Imagine this scenario. The U.S. government obtains intelligence that hidden somewhere in central Iraq is an actual stargate, placed there by the Anunnaki 'gods' of ancient Sumeria... In this scenario, when Nibiru (the alleged "twelfth planet"--J.T.) is closest to Earth, the Anunnaki " will "take the opportunity to travel to Earth through that same stargate and will set up their encampment in Iraq.

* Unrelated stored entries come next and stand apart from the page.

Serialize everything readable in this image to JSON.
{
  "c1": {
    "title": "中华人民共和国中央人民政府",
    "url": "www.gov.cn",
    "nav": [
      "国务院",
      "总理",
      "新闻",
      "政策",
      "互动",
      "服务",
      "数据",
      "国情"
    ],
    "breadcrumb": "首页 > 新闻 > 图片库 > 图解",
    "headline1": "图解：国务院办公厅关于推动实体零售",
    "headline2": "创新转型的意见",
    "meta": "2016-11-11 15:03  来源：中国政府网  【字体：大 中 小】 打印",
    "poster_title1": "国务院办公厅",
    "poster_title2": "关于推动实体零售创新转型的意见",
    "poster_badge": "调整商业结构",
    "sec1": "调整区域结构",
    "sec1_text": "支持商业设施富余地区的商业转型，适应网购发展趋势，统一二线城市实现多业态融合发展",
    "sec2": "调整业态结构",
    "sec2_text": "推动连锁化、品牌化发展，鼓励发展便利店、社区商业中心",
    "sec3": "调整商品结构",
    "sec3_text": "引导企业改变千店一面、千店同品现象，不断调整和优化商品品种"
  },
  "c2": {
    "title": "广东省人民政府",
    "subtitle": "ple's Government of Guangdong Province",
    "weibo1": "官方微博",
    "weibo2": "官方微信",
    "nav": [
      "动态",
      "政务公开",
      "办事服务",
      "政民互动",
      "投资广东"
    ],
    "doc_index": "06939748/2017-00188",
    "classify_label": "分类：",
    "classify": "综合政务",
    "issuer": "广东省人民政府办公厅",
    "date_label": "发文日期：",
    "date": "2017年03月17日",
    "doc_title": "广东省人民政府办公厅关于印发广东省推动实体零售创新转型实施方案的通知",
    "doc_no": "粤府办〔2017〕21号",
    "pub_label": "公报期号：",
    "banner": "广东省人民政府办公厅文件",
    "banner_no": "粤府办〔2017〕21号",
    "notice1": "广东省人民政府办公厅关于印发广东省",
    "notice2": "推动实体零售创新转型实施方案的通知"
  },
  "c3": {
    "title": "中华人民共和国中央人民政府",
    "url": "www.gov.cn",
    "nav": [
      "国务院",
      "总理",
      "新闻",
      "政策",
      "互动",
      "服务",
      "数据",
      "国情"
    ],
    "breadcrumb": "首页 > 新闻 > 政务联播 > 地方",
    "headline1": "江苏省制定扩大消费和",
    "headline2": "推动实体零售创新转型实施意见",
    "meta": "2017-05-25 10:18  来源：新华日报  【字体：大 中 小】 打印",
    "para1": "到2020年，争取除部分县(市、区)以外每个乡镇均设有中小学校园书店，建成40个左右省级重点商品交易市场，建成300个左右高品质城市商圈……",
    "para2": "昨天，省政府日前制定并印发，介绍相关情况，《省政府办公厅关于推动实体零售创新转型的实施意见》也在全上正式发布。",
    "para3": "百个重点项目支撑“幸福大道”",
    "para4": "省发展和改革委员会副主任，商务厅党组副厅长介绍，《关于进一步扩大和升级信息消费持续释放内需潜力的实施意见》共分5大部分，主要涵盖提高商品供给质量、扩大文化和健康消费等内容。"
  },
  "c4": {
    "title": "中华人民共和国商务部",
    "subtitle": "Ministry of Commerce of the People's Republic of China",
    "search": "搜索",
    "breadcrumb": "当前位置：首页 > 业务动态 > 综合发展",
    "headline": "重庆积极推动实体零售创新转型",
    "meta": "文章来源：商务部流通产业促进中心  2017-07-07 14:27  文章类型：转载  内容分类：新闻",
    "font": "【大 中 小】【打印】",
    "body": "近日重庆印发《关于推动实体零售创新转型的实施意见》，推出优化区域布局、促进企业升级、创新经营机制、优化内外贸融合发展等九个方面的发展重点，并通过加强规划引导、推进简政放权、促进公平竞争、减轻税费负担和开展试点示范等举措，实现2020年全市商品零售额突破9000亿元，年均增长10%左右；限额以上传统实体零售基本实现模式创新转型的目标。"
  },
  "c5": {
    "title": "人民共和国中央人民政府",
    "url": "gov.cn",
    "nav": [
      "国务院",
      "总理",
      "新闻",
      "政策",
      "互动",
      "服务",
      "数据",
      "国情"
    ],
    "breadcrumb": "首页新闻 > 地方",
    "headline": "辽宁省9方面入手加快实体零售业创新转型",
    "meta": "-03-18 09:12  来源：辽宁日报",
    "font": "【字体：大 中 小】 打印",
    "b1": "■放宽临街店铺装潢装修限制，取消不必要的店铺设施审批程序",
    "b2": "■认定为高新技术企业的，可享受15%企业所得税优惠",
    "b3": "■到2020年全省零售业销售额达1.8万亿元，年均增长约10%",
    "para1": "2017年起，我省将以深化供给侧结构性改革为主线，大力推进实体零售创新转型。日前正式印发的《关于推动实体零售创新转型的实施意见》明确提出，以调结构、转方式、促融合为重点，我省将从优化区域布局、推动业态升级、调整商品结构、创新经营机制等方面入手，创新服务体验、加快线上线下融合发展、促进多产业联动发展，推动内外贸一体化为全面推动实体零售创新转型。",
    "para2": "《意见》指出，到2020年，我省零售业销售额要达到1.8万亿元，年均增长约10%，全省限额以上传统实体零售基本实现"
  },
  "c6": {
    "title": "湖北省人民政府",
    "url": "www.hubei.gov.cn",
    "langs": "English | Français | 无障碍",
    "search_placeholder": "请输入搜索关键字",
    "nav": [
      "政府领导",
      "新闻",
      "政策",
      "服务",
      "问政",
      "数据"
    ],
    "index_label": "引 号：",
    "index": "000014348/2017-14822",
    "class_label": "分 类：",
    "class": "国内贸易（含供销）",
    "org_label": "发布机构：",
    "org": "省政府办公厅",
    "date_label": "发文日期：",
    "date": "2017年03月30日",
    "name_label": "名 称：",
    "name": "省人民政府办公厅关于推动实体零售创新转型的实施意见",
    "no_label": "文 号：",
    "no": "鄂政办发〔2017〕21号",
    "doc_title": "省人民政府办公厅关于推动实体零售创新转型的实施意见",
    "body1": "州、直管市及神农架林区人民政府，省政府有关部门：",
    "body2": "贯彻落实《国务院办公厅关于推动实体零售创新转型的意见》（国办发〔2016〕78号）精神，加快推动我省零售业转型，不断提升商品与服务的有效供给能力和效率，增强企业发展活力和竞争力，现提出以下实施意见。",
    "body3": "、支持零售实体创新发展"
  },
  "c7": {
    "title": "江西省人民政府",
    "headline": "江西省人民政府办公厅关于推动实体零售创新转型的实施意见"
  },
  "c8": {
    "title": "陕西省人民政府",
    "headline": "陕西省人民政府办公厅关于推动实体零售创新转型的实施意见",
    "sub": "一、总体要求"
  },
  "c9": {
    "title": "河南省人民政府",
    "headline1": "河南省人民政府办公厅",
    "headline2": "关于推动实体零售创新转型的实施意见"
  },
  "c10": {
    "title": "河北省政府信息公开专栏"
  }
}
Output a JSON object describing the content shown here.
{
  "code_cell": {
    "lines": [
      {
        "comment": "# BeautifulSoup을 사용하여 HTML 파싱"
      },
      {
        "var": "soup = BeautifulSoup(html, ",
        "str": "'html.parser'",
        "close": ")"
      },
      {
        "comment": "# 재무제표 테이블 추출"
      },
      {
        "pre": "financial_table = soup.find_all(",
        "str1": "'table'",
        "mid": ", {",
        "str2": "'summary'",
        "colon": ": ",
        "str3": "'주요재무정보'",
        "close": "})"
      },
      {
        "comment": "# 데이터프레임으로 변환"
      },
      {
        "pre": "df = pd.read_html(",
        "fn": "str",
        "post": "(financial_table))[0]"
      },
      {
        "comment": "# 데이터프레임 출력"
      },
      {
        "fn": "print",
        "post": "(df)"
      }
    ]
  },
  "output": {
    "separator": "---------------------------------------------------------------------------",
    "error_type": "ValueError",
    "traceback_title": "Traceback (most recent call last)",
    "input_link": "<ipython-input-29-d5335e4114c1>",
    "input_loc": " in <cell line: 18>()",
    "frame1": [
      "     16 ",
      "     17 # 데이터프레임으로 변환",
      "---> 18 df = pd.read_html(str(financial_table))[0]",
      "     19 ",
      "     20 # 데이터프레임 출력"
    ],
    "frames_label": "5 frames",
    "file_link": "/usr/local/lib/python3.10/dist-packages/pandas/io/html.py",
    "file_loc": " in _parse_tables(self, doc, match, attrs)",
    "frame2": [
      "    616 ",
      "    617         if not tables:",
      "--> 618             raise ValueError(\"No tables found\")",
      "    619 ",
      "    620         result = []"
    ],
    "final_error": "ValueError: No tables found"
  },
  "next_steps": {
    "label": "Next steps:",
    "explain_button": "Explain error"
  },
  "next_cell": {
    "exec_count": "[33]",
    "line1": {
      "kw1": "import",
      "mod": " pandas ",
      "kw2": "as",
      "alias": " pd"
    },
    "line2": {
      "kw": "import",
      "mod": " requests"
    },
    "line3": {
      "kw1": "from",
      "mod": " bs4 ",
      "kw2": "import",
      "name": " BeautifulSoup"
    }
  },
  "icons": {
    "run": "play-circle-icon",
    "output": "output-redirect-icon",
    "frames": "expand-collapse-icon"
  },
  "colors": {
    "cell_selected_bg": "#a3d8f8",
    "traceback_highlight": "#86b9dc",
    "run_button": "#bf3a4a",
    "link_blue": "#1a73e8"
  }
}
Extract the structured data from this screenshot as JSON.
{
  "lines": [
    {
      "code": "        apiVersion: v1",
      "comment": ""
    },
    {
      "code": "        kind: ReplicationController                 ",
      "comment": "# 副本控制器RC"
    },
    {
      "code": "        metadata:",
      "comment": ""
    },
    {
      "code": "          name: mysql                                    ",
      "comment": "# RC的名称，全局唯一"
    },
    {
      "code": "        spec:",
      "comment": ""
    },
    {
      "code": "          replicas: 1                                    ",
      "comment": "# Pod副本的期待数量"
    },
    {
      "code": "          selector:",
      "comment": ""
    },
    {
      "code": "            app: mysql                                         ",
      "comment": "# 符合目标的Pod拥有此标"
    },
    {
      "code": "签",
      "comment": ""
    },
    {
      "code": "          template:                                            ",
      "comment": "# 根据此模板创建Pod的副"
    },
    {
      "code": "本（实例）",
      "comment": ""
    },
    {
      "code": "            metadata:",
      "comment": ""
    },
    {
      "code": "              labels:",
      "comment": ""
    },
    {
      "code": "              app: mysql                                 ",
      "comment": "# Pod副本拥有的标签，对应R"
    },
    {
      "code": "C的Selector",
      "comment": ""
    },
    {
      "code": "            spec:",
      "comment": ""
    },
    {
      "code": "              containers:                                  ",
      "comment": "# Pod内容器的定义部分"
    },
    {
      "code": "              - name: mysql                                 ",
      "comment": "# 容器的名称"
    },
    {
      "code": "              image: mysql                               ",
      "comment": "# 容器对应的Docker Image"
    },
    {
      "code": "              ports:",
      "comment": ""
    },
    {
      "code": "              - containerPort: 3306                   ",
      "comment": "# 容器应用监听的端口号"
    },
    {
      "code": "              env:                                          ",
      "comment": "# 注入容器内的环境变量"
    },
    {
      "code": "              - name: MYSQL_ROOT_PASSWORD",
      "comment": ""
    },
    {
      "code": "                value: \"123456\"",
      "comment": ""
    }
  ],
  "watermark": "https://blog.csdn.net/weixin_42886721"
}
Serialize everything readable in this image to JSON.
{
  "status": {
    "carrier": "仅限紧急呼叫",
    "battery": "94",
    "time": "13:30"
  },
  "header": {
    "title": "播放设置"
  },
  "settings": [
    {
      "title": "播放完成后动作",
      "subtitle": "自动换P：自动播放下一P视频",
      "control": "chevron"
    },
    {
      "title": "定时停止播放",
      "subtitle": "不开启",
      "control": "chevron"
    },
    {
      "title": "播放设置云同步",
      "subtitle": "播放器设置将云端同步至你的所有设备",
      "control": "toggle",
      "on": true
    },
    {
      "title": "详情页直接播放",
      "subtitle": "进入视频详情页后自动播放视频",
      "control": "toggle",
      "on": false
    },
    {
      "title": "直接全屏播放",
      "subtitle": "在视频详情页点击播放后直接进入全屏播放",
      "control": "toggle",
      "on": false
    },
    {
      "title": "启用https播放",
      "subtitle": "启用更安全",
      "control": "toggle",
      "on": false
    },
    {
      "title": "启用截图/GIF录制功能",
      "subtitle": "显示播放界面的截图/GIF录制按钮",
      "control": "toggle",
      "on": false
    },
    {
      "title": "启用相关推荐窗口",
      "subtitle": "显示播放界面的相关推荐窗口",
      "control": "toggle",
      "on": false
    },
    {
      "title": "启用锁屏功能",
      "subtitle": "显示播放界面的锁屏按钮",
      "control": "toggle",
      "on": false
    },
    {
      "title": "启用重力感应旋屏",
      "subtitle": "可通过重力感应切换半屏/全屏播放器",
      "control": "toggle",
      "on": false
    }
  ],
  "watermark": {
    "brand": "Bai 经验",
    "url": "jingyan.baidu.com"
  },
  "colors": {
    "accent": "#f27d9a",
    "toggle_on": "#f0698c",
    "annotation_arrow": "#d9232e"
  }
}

With time running out, President Bush invades Iraq. American scientists raid the (Iraqi national) museum and close the stargate, thus frustrating the grandiose ambitions of the self-styled reincarnation of Nebuchadnezzar, Saddam Hussein, and making the world safe for the New World Order.
Of course the dinosaurs existed. It is mentioned in the Book of Job. They were used to help build the pyramids
originally posted by: ThePeaceMaker
Number 2 had always intrigued me. As far fetched as it sounds I really wish it were true only because the topic in getneral interests me. I might have to have a look around on ATS for some threads about it.
Thanks for posting !
originally posted by: audubon
I'd like to add to your list the proposition that horror writer Stephen King assassinated John Lennon.
originally posted by: LABTECH767
a reply to: FauxMulder
I always liked the one that Paul McCartney was actually a replacement and the real paul had died suddenly on tour, I find it the most believable but otherwise the Beatles did exist and most of there music I do not like but some was really cool.
Dinosaur's building the pyramid's made me chuckle.
Michael Jackson is dead and the Iranians did not do that but another favorite of impersonators but one NOT into kid's and forever blowing bubbles - Elvis is Alive I tell ya (Probably was a alive for a long time under a witness protection - he was a real good guy but being famous attracts the filth and he may have helped the FBI in there duty's and the life insurance money was mysteriously never collected).